FIG. 1 shows a charge q and its polarity when a force in a compression direction is applied to a crystal piezoelectric element 1.

FIG. 2 shows a charge q and its polarity when a force in a pulling direction acts on the crystal piezoelectric element 1.

FIG. 3 shows configurations of a piezoelectric crystal element 1 and a sensor housing 3 according to the present invention.

FIG. 4 shows a state of a charge amplifier 6 that converts a charge q generated in a piezoelectric crystal element 1 and a voltage signal corresponding to the charge q.

FIG. 5: Force or pressure applied to a quartz piezoelectric sensor +
F and -F, and signals + V and -V output from the charge amplifier corresponding thereto are shown. The output signal is directly proportional to the applied force or pressure.
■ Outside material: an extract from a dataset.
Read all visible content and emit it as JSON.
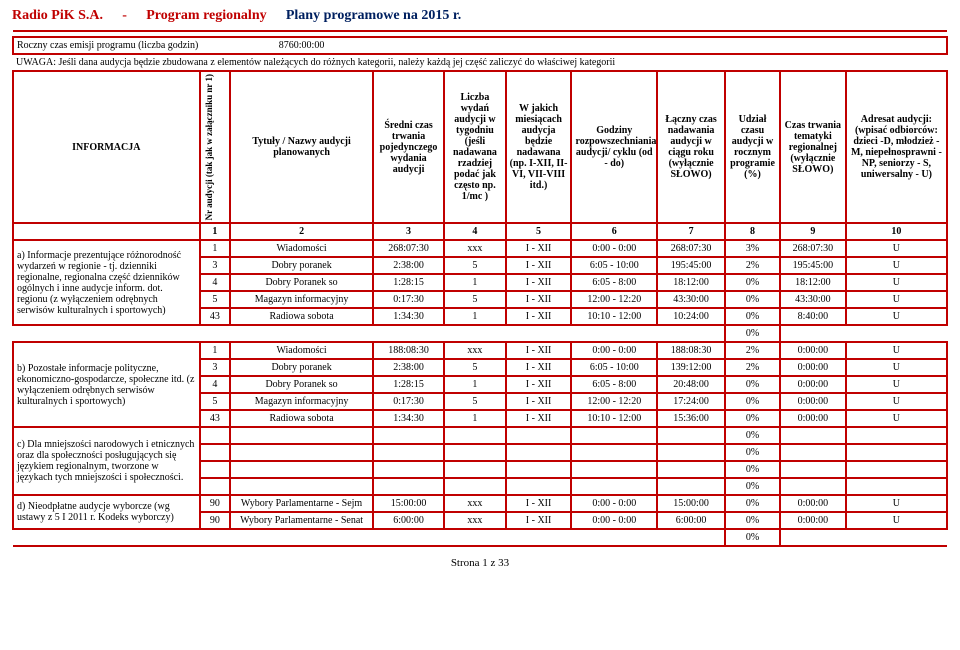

FIG. 6 is a torque bolt 17 in which a sensor transmitter 7 is sandwiched between a cylinder block 9 and a cylinder head 8.
Shows a state in which the pressure + F in the compression direction is applied.
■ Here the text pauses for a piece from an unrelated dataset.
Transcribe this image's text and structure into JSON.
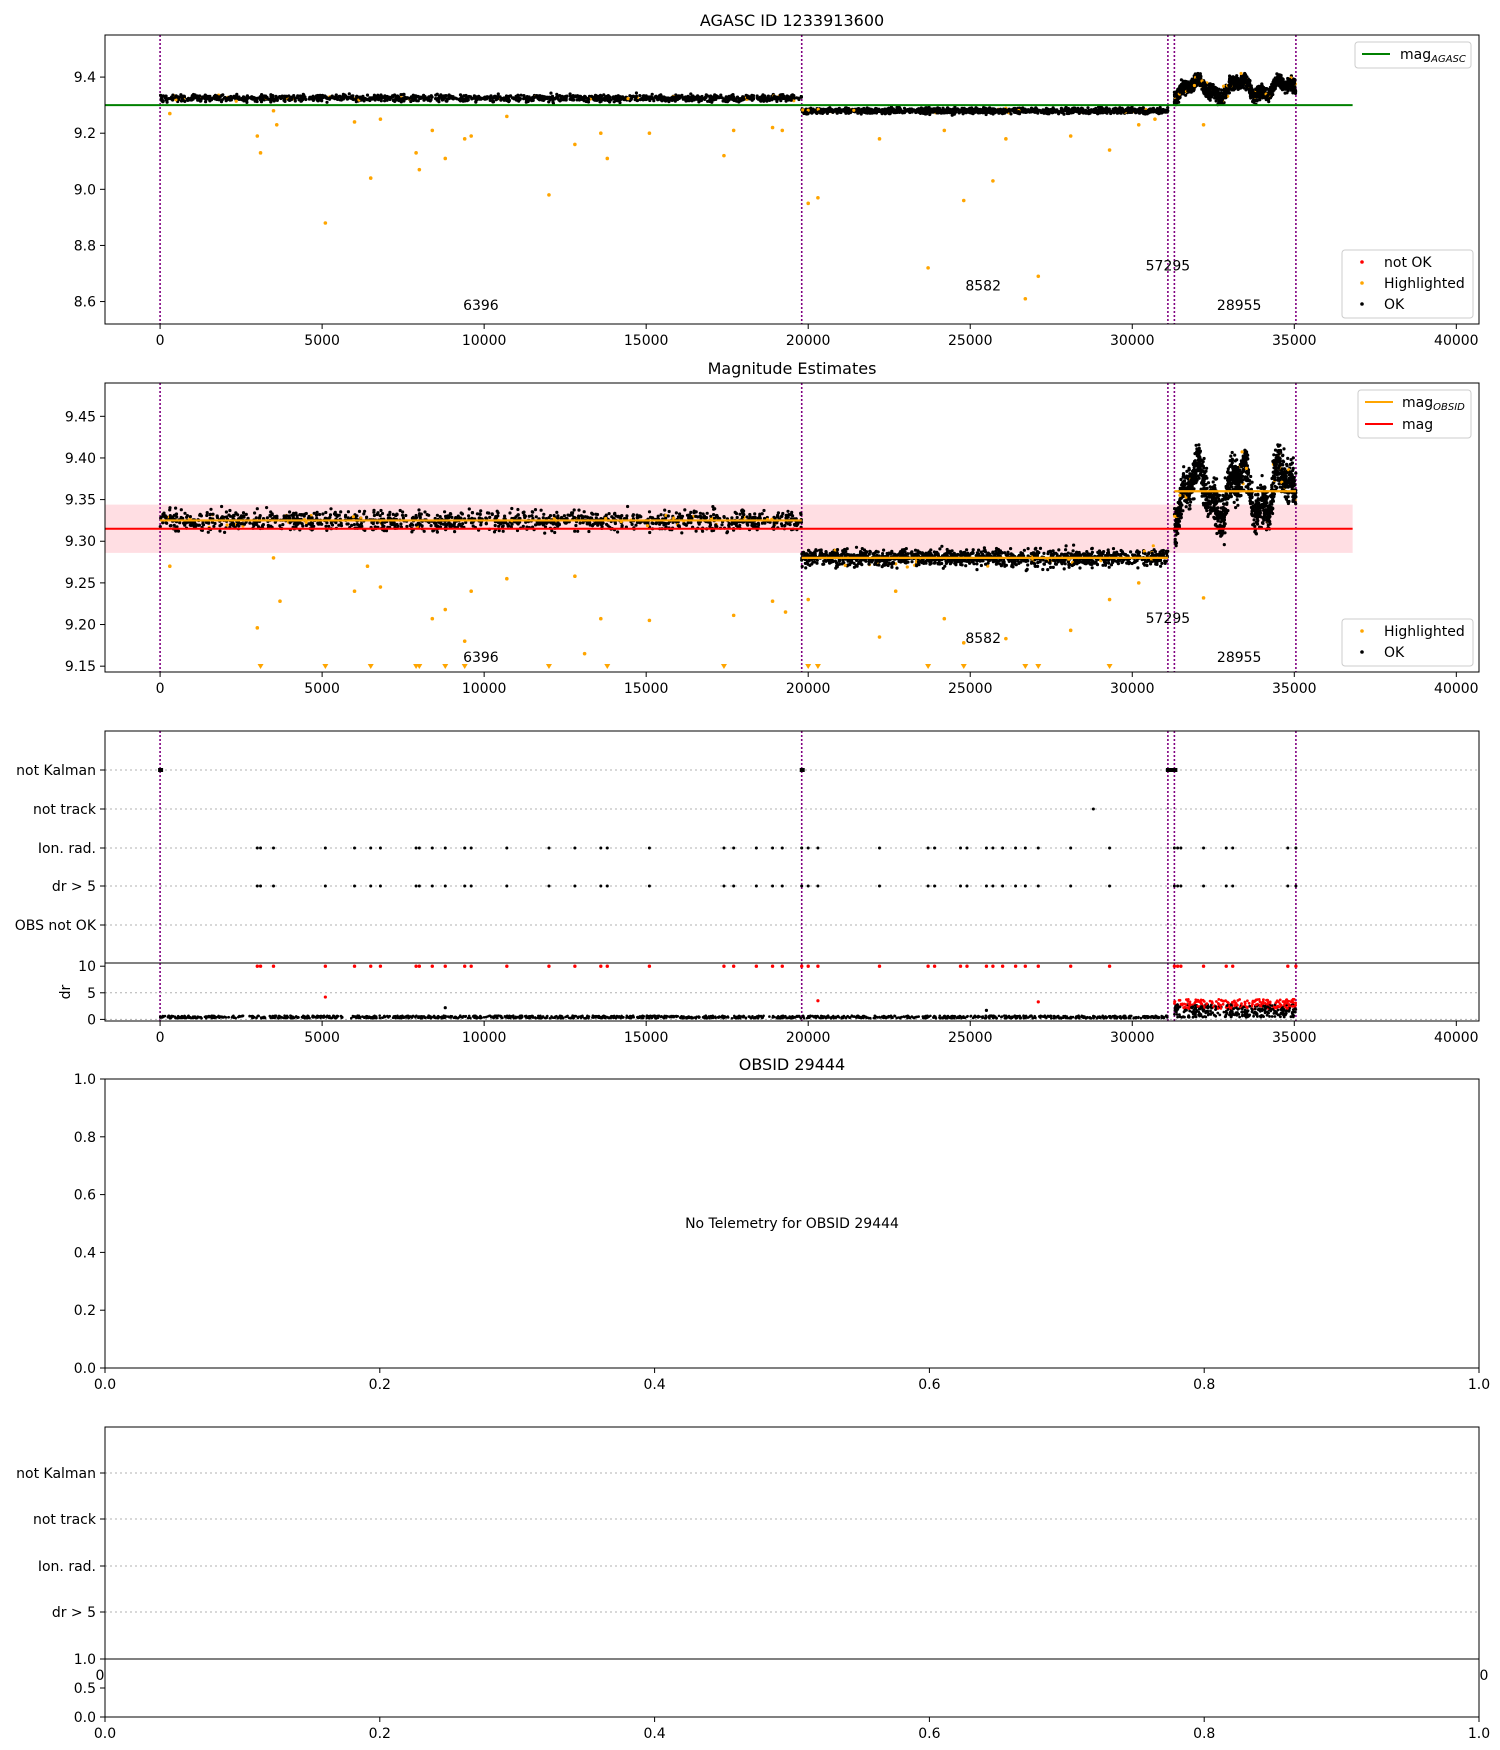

FIG. 7 shows a state in which −F acts on the sensor transmitter 7 by the force or pressure in the pulling direction that the cylinder head 8 receives by the reaction force generated when it burns inside the combustion chamber.

FIG. 8 shows a configuration of a torque fluctuation detection and mixture control system of an internal combustion engine according to the present invention.

[Explanation of sign]

 1 Crystal Piezoelectric Element 2 Electrode 3 Housing 4 Insulation Bush 5 Charge Amplifier 6 Pressure Sensor / Transmitter 7 Cylinder Head 8 Cylinder Block 9 Crankshaft Rotation Angle Detection Encoder 10 Intake Port 11 Spark Plug 12 Fuel Injection Nozzle 13 Air Volume Control Valve 14 Combustion chamber 15 Calculation unit 16 Torque bolt 17 Cylinder head tightening bolt + F Force or pressure acting in the compression direction −F Force or pressure acting in the pulling direction q Electric charge q + Positive (+) electric charge q− Polarity − ( Negative) charge

Claims (4)

[Claims] 1. In a crystal piezoelectric pressure detection sensor, a crystal element is arranged so as to output a charge signal -q in direct proportion to the magnitude of the force or pressure applied when the force or pressure is applied in the pulling direction. Structure of a quartz crystal piezoelectric sensor. 2. A quartz piezoelectric pressure detection sensor is arranged between a cylinder block and a cylinder head of an internal combustion engine, and a pressure is applied to the sensor. A structure for mounting a pressure detection sensor in which the combustion pressure generated in the cylinder acts as a reaction force in the pulling direction against the applied pressure. 3. A combustion pressure applied to the cylinder head when the mixed gas burns in the combustion chamber is measured by a crystal pressure voltage pressure detection sensor arranged between the cylinder block and the cylinder head, torque is calculated from the combustion pressure, and load is calculated. A system that controls the actuator by calculating the optimum air-fuel ratio of the mixed gas according to the torque fluctuation due to. 4. A pressure peak waveform associated with combustion applied to a cylinder head when a mixed gas burns in a combustion chamber is detected by a crystal pressure voltage pressure detection sensor arranged between a cylinder block and a cylinder head, and particularly in a no-load state. Or a system that self-diagnoses misfires that occur in engine braking conditions.